Review: Now this was another great 80's slasher,my stepdad told me to hire this movie,and i watched it with some friends and we all loved it,it starts off with a little kids hacking up his mean mom and sawing her head off,then like 22 years later he starts cutting up girls on campus with a chainsaw to remake his mum with the body bits,anyway i highly recommend you see this movie if you love a big gore fest.

Rating: 5 stars
Summary: Oh yeah, baby, all night long
Review: Okay, you've got this kooky plan. You want to make a jigsaw puzzle out of real, dismembered women. You've got to choose and discriminate---holy hannah, this might just be crazy enough to work. Hmmm...now where do you start?

This movie is a story of discovery tracing the epic journey of a deranged mother-hating killer and his campaign of rubber hands and corn syrup blood on a school campus. You feel his pain, as the drama quickens...

Killer's Manual: Rule 1...Find the most unappealing chicks you can locate on campus, okay, and then, vewwy vewwy swowwy, you move in with your chainsaw! Aha---the hunter strikes! Don't worry if you're making huge, jagged cuts, and that arcing jets of blood are dying the campus grass red in plain sight of a hundred people. It's okay, because you're wearing your special rubber asbestos suit (borrowed from the guys in Session 9)and no one (except for any casual observer with an active pulse) will know your identity until the END OF THE MOVIE baby!

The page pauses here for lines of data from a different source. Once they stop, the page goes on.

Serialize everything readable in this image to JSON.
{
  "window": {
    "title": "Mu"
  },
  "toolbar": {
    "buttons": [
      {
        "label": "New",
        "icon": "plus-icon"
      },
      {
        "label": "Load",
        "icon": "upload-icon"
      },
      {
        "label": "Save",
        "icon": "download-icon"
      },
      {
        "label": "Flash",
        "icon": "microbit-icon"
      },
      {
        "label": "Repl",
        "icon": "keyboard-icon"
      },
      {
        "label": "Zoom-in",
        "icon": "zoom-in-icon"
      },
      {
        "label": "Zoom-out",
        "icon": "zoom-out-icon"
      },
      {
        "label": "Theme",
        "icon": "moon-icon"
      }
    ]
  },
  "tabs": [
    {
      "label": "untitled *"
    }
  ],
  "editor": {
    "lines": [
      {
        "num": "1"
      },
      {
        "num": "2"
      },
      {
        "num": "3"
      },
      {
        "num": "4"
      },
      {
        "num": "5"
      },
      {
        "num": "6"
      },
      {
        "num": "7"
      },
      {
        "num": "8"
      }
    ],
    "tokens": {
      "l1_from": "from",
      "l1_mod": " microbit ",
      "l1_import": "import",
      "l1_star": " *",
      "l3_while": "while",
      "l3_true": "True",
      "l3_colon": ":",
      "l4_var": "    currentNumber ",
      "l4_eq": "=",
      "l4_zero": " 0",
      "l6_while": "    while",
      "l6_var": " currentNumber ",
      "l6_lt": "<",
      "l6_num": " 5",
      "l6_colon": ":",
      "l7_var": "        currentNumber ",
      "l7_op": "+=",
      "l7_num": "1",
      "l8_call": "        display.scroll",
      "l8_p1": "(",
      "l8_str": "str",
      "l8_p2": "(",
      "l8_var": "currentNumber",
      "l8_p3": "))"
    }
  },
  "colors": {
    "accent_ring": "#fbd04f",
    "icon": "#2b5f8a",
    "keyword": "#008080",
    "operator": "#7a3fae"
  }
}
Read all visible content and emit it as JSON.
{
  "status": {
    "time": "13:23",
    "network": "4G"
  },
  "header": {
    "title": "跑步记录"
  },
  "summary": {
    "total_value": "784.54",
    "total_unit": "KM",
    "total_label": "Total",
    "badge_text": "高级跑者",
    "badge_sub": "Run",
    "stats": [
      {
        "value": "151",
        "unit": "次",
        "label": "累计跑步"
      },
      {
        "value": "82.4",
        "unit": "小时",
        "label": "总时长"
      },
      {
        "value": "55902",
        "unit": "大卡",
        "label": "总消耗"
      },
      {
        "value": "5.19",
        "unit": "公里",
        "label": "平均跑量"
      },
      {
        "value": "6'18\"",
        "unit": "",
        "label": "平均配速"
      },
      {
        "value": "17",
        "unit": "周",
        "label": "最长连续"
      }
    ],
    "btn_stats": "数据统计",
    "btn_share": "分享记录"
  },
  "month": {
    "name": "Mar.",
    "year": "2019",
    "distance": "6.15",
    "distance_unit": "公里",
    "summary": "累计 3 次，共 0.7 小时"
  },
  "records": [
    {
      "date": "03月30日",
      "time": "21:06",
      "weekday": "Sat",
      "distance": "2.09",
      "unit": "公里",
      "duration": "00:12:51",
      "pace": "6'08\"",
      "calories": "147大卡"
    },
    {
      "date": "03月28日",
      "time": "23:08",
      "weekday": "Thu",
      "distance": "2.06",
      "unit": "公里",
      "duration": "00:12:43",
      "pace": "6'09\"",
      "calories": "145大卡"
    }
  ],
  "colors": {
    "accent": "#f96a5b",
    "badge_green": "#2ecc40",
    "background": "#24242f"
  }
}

So the killer runs around taking body parts from less than beautiful vixens, using his lemon-yellow chainsaw with a vigor that would make Leatherface reteat back into his cooler utterly abashed. First you need a head---wait, wait, make sure she's NOT pretty, okay, then, let's procede. One body part after another, so gleefully easy, because the cops are forced to inlist the aid of Kendel, local campus slouch, to discern and ultimately catch the killer. Then, you bring in an undercover cop, with feet that the killer won't be able to resist, and make her the tennis coach.

Oh, hold it, my pulse is racing. Whoh. Anyway, slowly the cops close in, only a breath behind the killer as he chop-chop-chops his way to a better tomorrow.

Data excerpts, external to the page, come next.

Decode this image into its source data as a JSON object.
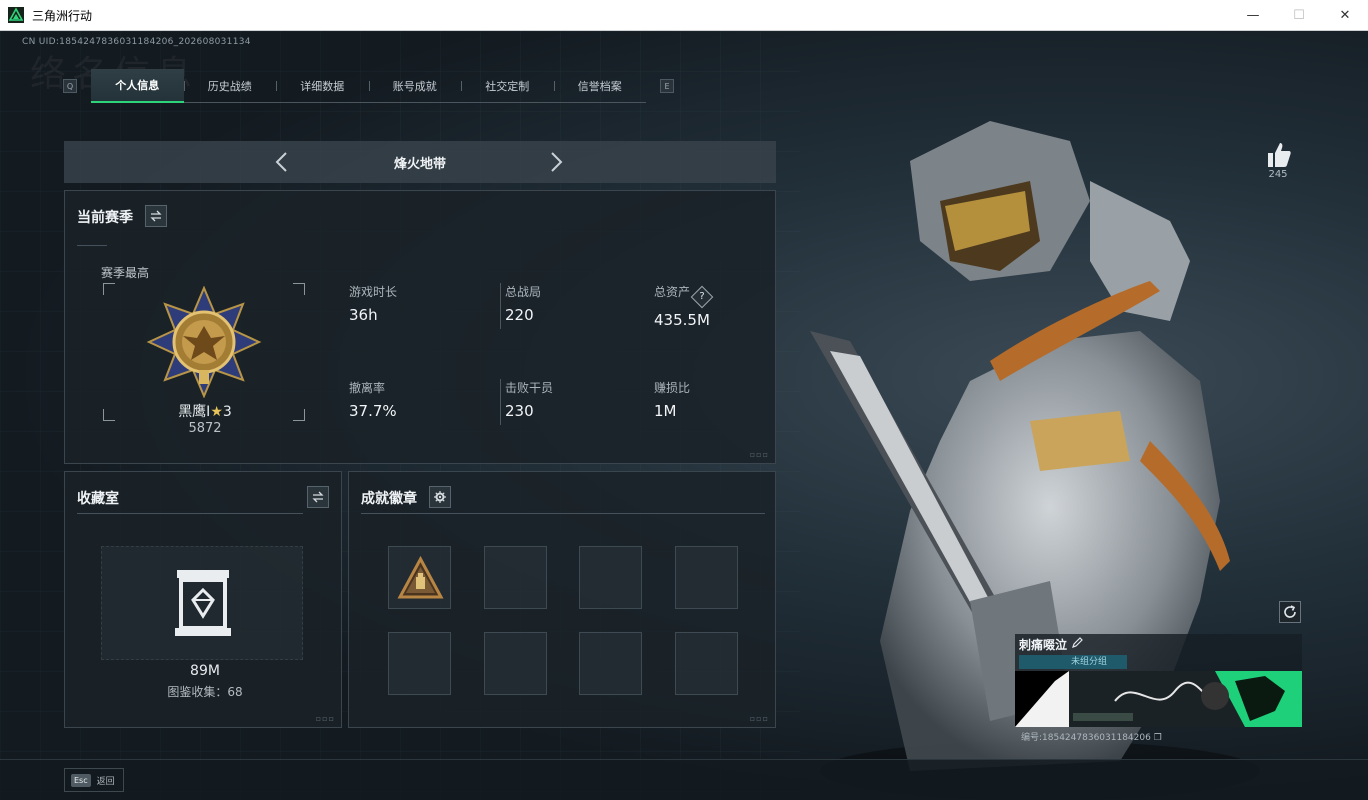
{
  "window": {
    "title": "三角洲行动",
    "controls": {
      "minimize": "—",
      "maximize": "☐",
      "close": "✕"
    }
  },
  "header": {
    "uid": "CN UID:1854247836031184206_202608031134",
    "bg_text": "络名信息"
  },
  "tabs": {
    "left_key": "Q",
    "right_key": "E",
    "items": [
      {
        "label": "个人信息",
        "active": true
      },
      {
        "label": "历史战绩",
        "active": false
      },
      {
        "label": "详细数据",
        "active": false
      },
      {
        "label": "账号成就",
        "active": false
      },
      {
        "label": "社交定制",
        "active": false
      },
      {
        "label": "信誉档案",
        "active": false
      }
    ]
  },
  "mode": {
    "label": "烽火地带"
  },
  "season": {
    "title": "当前赛季",
    "best_label": "赛季最高",
    "rank_name": "黑鹰I",
    "rank_star": "3",
    "rank_score": "5872",
    "stats": [
      {
        "label": "游戏时长",
        "value": "36h"
      },
      {
        "label": "总战局",
        "value": "220"
      },
      {
        "label": "总资产",
        "value": "435.5M",
        "help": "?"
      },
      {
        "label": "撤离率",
        "value": "37.7%"
      },
      {
        "label": "击败干员",
        "value": "230"
      },
      {
        "label": "赚损比",
        "value": "1M"
      }
    ]
  },
  "collection": {
    "title": "收藏室",
    "value": "89M",
    "count_label": "图鉴收集：",
    "count": "68"
  },
  "achievements": {
    "title": "成就徽章",
    "slots": 8
  },
  "profile": {
    "likes": "245",
    "player_name": "刺痛啜泣",
    "group_label": "未组分组",
    "card_id": "编号:1854247836031184206"
  },
  "bottom": {
    "esc_key": "Esc",
    "esc_label": "返回"
  },
  "colors": {
    "accent": "#2ed47a",
    "panel_bg": "#1a2228",
    "text": "#f0f3f5"
  }
}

Confessions of a Killer: Chapter 1...Maybe it would have been easier just to get one chick at the beginning of the movie, maybe that blonde one by the pool who was prettier and certainly more statuesque than any other of my selections. Oh well, you live and learn.

By the way, you'll recognize, as one of the cops, that reporter guy from the "Gates Oh Hell", another unassailable tower of horror brilliance. This DVD is [inexpensive], and good for belly laughs that'll leave you sore for days. So don't hold yourself back! Go for it, now. Better hurry, I think I hear a chainsaw...

Rating: 5 stars
Summary: Great Cheese
Review: One of my favorite gore movies and a real classic example of the genre. It is chocked with all three elements that make a great B horror film: gratuitous nudity, buckets of gore and blood, and TONS of unintentional humor. If you're looking for Silence of the Lambs type horror, look elsewhere; leave this little gem to those of us who will appreciate it for what it is: a really, really bad movie.